Global sales of gold exported from all countries amounted to $ 395 billion in 2020, according to final data from the World Gold Council (WGC) and the World Trade Organization (WTO), growing by an average of 20.8% since 2016, when global gold shipments were valued at $ 326.9 billion. In just one year – from 2019 to 2020, the value of export gold has increased by 29%.

The five largest exporters of gold are Switzerland ($ 71.7 billion), Hong Kong ($ 41.3 billion), the United Arab Emirates ($ 26.4 billion), the United Kingdom ($ 21.4 billion), and the United States ($ 20.6 billion). and they owe 45.9% of world gold exports. In this unofficial ranking, Bulgaria ranks 96th ($ 29.2 million).

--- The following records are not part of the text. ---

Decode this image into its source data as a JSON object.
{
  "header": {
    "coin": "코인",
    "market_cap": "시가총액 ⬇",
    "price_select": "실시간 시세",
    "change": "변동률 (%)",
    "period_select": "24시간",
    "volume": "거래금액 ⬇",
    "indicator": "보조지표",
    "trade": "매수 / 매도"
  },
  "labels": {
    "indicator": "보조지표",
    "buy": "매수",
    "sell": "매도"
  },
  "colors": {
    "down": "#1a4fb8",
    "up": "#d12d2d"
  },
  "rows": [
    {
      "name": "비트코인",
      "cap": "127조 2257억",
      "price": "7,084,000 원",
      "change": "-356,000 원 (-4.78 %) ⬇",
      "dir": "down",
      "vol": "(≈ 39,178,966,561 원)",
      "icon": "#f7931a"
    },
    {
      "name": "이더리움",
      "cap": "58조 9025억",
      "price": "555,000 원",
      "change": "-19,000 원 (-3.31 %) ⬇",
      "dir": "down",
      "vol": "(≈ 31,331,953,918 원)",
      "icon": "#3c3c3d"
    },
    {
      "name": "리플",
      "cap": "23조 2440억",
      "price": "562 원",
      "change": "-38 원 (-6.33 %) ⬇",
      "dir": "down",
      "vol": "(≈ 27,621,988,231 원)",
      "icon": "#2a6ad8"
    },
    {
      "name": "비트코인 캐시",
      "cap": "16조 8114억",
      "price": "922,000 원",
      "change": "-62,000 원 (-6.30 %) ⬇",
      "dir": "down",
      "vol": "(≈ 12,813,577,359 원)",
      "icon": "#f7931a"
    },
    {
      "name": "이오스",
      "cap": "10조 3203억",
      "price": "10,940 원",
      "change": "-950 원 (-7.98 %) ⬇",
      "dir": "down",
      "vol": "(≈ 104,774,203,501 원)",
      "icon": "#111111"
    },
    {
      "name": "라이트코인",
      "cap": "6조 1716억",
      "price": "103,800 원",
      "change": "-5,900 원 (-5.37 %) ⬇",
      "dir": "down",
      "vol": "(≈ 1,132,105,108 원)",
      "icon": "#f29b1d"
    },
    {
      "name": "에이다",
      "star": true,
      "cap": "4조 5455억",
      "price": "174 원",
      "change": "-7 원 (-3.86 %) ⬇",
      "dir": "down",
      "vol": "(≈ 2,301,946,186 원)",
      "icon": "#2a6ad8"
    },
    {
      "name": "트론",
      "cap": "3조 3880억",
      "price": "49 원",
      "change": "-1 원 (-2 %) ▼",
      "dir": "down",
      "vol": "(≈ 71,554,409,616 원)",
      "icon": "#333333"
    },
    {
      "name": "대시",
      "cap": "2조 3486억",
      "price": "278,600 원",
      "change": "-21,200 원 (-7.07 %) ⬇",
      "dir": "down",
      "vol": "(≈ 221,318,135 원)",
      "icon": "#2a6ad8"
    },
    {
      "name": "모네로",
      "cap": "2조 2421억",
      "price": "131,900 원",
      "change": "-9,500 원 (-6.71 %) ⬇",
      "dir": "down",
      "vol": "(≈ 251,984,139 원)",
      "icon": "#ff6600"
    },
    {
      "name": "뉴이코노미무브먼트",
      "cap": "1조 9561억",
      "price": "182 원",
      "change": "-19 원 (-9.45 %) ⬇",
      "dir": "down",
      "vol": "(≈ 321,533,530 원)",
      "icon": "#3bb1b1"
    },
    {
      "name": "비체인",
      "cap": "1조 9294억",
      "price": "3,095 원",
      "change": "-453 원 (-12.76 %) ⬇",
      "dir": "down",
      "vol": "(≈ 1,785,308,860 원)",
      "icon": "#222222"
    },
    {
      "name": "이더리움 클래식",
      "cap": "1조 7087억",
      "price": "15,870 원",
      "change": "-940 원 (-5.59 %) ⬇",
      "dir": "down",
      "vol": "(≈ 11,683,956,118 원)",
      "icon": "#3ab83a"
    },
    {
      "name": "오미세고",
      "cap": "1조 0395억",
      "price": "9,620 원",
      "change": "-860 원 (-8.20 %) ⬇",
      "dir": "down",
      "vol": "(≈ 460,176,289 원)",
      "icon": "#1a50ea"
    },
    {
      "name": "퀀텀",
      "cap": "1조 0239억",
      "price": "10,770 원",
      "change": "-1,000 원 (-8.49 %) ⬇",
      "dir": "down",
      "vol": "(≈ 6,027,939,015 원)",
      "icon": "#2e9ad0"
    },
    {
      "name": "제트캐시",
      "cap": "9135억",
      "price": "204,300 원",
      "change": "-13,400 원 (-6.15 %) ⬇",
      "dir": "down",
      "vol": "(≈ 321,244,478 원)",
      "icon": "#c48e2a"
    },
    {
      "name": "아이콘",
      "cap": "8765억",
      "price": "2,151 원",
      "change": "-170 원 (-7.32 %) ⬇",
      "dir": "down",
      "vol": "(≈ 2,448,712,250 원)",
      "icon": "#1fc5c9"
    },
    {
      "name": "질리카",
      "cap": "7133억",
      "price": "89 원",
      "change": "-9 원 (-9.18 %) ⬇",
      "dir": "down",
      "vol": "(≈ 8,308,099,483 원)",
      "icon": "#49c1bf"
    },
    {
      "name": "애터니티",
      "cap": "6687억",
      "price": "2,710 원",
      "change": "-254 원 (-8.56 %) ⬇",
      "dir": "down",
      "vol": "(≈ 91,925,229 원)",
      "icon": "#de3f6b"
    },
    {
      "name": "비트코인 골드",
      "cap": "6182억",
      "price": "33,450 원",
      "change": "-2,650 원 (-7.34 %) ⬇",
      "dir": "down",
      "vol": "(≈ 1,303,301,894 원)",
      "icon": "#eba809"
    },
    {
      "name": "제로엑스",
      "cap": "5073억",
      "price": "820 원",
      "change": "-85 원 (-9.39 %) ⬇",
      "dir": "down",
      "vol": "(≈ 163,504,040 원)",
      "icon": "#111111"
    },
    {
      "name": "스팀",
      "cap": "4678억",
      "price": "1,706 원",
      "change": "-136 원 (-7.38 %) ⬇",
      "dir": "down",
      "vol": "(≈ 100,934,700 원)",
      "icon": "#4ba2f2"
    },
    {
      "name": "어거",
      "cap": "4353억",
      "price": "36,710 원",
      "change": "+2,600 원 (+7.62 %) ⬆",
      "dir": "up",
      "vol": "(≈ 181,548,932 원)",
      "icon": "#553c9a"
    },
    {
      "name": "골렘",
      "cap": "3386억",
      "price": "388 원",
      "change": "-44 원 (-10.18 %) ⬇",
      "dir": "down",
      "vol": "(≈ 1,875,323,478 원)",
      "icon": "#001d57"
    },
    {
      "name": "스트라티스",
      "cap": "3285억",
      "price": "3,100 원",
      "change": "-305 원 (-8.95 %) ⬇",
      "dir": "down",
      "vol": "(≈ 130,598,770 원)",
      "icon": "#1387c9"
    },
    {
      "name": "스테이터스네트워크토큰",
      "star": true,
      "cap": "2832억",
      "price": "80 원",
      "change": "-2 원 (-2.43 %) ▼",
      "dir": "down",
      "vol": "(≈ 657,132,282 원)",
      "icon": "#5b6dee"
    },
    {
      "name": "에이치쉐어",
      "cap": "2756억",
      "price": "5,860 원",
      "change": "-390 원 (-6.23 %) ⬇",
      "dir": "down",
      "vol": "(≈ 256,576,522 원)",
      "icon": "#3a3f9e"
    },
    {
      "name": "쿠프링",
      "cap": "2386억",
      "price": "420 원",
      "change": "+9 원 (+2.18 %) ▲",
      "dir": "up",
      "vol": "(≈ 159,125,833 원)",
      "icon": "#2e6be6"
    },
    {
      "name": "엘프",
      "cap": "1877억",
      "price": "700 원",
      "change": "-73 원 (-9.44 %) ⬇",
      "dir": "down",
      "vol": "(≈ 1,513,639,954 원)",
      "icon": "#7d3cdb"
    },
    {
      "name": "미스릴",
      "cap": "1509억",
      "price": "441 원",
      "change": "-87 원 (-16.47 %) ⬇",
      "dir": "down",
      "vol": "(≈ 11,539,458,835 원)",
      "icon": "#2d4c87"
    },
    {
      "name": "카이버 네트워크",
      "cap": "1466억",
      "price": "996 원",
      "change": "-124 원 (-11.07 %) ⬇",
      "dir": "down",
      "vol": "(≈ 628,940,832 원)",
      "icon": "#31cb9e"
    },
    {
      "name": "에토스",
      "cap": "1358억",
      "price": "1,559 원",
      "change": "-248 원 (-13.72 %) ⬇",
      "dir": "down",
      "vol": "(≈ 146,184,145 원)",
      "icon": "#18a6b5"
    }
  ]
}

On continents, Asian exporters are ahead of Europe, offering $ 146.2 billion worth of gold on international markets, or 37% of the world’s total. At the same time, European exporters generated 34.2% of gold exports, 10.1% came from North America and 7.7% came from Africa. Yellow metal suppliers from Latin America, excluding Mexico but including the Caribbean, provided 5.9%, and from Oceania 5.1%, led by Australia and Papua New Guinea.

The largest gold exporters in Europe are Russia ($ 18.5 billion), followed by Germany ($ 8.7 billion), Italy ($ 6.7 billion), Turkey ($ 2 8 billion), and Belgium ($ 1.6 billion). ), Austria ($ 1.5 billion), France ($ 1.4 billion). In the Balkans before Bulgaria ($ 29.2 million) are Croatia ($ 75.7 million), Slovenia ($ 32.9 million) and Greece ($ 30.9 million).

Demand is also growing

Total gold imports worldwide amounted to $ 375 billion in 2020, an average increase of 26.7% for all importing countries since 2016, with total gold imports estimated at $ 295.9 billion. On an annual basis, the value of imported gold increased by 12.3% from 2019 to 2020, according to summary data from the WGC and WTO.

The five largest importers of gold in the world are the United Kingdom, Switzerland, the United States, Turkey, India, which bought more than two thirds (68.8%) of global exports of the yellow precious metal.

By continent, European countries bought the most gold in 2020 at $ 202 billion, or 53.9% of the world’s total gold exports. In second place are Asian importers with 32%. It is followed by North America with 11.6%. With smaller shares are (1.7%), Africa (0.7%) and Latin America (0.1%), excluding Mexico but including the Caribbean.